Rock Climbing in Your Late Twenties is Harder than Rock Climbing in Your Mid Twenties: A Diatribe Based on Entirely Spurious Reasoning

The scene: A nicely situated crag of gneiss just outside the town of New Halem, WA. Despite a somewhat problematic history, this crag has turned out to be quite a gem: mostly superb, long routes, some 35 meters or more, generally characterized by distinct cruxes and (in general) good or great rock.

This weekend was the venue for probably one of the more inspiring scenes in Washington rock climbing that I've witnessed for some time: numerous climbers tying in to 80m ropes to attempt one or more of the trifecta of 40m routes up the central part of the wall; multiple flash and onsight ascents of said routes; exciting sports action as climbers took numerous sizable falls on some attempts, only to go back up later and succeed. Everyone seemed focused entirely on enjoyment: there were no tantrums thrown, no attempts to better the efforts of others. Discussions of grading were entirely speculative and friendly, as were observations about over-bolting and the unfortunate but very real chipping of holds that occurred in the past. In short, everything positive about climbing with little or none of the braggadocio and assorted invective that so often plagues our quaint little 'sport'.

As for the routes themselves, much praise is to be given, followed by a dash of opprobrium. First the good: the three long, steep pitches of The Hurt Locker, Meridian and Callisto, the ends of each guarded by potent cruxes, stand as monuments to some of the best sport climbing Washington has to offer. As climbers soared high on the wall on these routes, the bright blue and purple ropes made a poignant contrast to the angular, monochromatic rock, accented here and there with neon patches of lichen that smeared yellow on forearms. Peripheral to these gems are more long, lower angled climbs such as Hull Yeah and Lockjaw, where technical ability and stamina are the keys to success. Shorter routes abound as well, with perhaps the best being Paradigm Shift, a potently technical exercise on vertical to lightly overhung rock. Further up the hill lurks Van Halem, another excellent hard, long route with cruxes in the middle and at the very top.

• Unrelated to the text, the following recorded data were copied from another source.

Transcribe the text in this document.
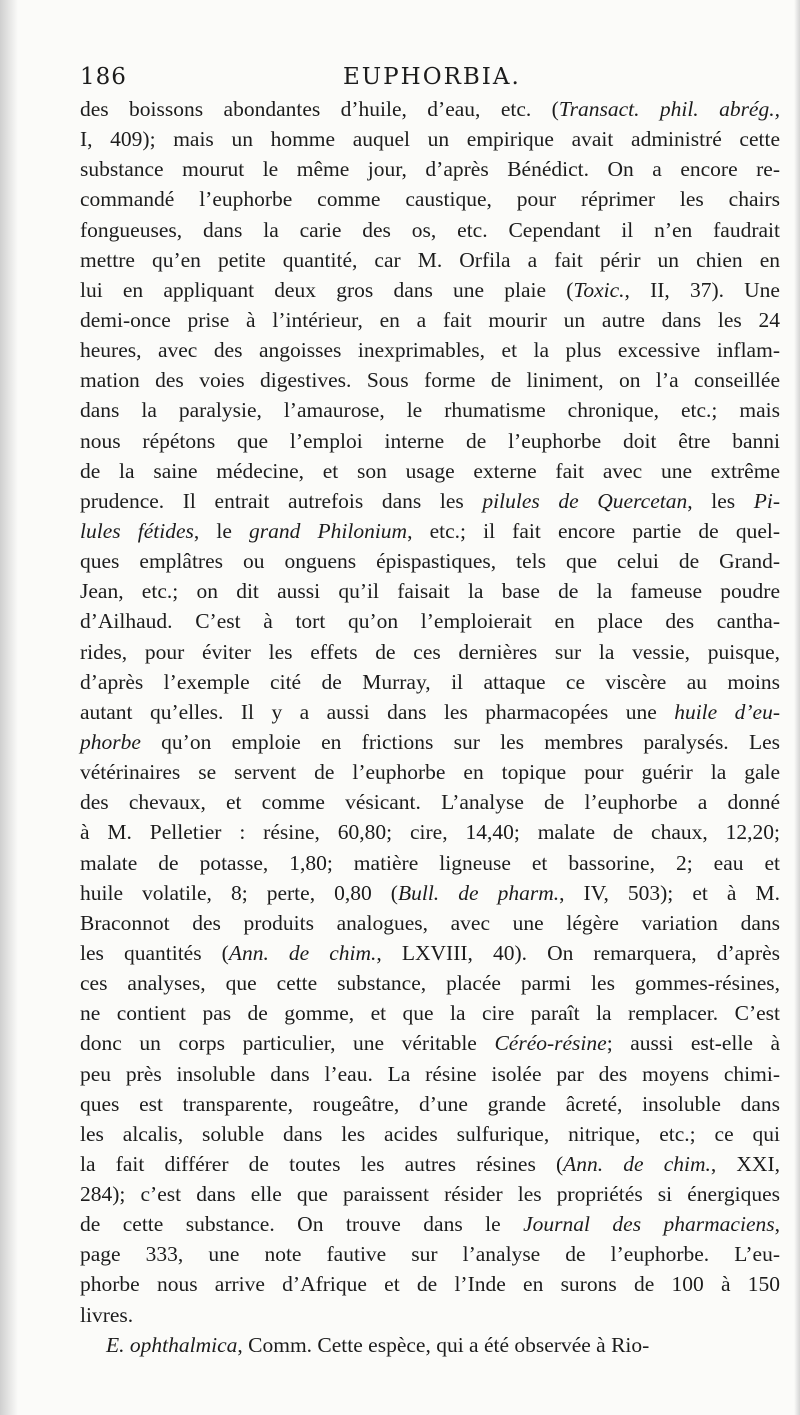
186	EUPHORBIA.
des boissons abondantes d’huile, d’eau, etc. (Transact. phil. abrég.,
I, 409); mais un homme auquel un empirique avait administré cette
substance mourut le même jour, d’après Bénédict. On a encore re-
commandé l’euphorbe comme caustique, pour réprimer les chairs
fongueuses, dans la carie des os, etc. Cependant il n’en faudrait
mettre qu’en petite quantité, car M. Orfila a fait périr un chien en
lui en appliquant deux gros dans une plaie (Toxic., II, 37). Une
demi-once prise à l’intérieur, en a fait mourir un autre dans les 24
heures, avec des angoisses inexprimables, et la plus excessive inflam-
mation des voies digestives. Sous forme de liniment, on l’a conseillée
dans la paralysie, l’amaurose, le rhumatisme chronique, etc.; mais
nous répétons que l’emploi interne de l’euphorbe doit être banni
de la saine médecine, et son usage externe fait avec une extrême
prudence. Il entrait autrefois dans les pilules de Quercetan, les Pi-
lules fétides, le grand Philonium, etc.; il fait encore partie de quel-
ques emplâtres ou onguens épispastiques, tels que celui de Grand-
Jean, etc.; on dit aussi qu’il faisait la base de la fameuse poudre
d’Ailhaud. C’est à tort qu’on l’emploierait en place des cantha-
rides, pour éviter les effets de ces dernières sur la vessie, puisque,
d’après l’exemple cité de Murray, il attaque ce viscère au moins
autant qu’elles. Il y a aussi dans les pharmacopées une huile d’eu-
phorbe qu’on emploie en frictions sur les membres paralysés. Les
vétérinaires se servent de l’euphorbe en topique pour guérir la gale
des chevaux, et comme vésicant. L’analyse de l’euphorbe a donné
à M. Pelletier : résine, 60,80; cire, 14,40; malate de chaux, 12,20;
malate de potasse, 1,80; matière ligneuse et bassorine, 2; eau et
huile volatile, 8; perte, 0,80 (Bull. de pharm., IV, 503); et à M.
Braconnot des produits analogues, avec une légère variation dans
les quantités (Ann. de chim., LXVIII, 40). On remarquera, d’après
ces analyses, que cette substance, placée parmi les gommes-résines,
ne contient pas de gomme, et que la cire paraît la remplacer. C’est
donc un corps particulier, une véritable Céréo-résine; aussi est-elle à
peu près insoluble dans l’eau. La résine isolée par des moyens chimi-
ques est transparente, rougeâtre, d’une grande âcreté, insoluble dans
les alcalis, soluble dans les acides sulfurique, nitrique, etc.; ce qui
la fait différer de toutes les autres résines (Ann. de chim., XXI,
284); c’est dans elle que paraissent résider les propriétés si énergiques
de cette substance. On trouve dans le Journal des pharmaciens,
page 333, une note fautive sur l’analyse de l’euphorbe. L’eu-
phorbe nous arrive d’Afrique et de l’Inde en surons de 100 à 150
livres.
E. ophthalmica, Comm. Cette espèce, qui a été observée à Rio-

As for the less good: outdated tactics employed by some previous route developers, despite their otherwise commendable efforts.

Enough said. A topo is available on cascadeclimbers.com for anyone so inclined. Enjoy the climbing.


  1. They say 80m is the new 60m. Sounds like a fantastic crag, and I'm really looking forward to seeing the boulders up there. You wouldn't happen to have a topo for those, would you?

  2. I don't think one exists as of yet. Still pretty new I guess, although I remember climbing some problems about 8 years ago out there that may have vanished into obscurity.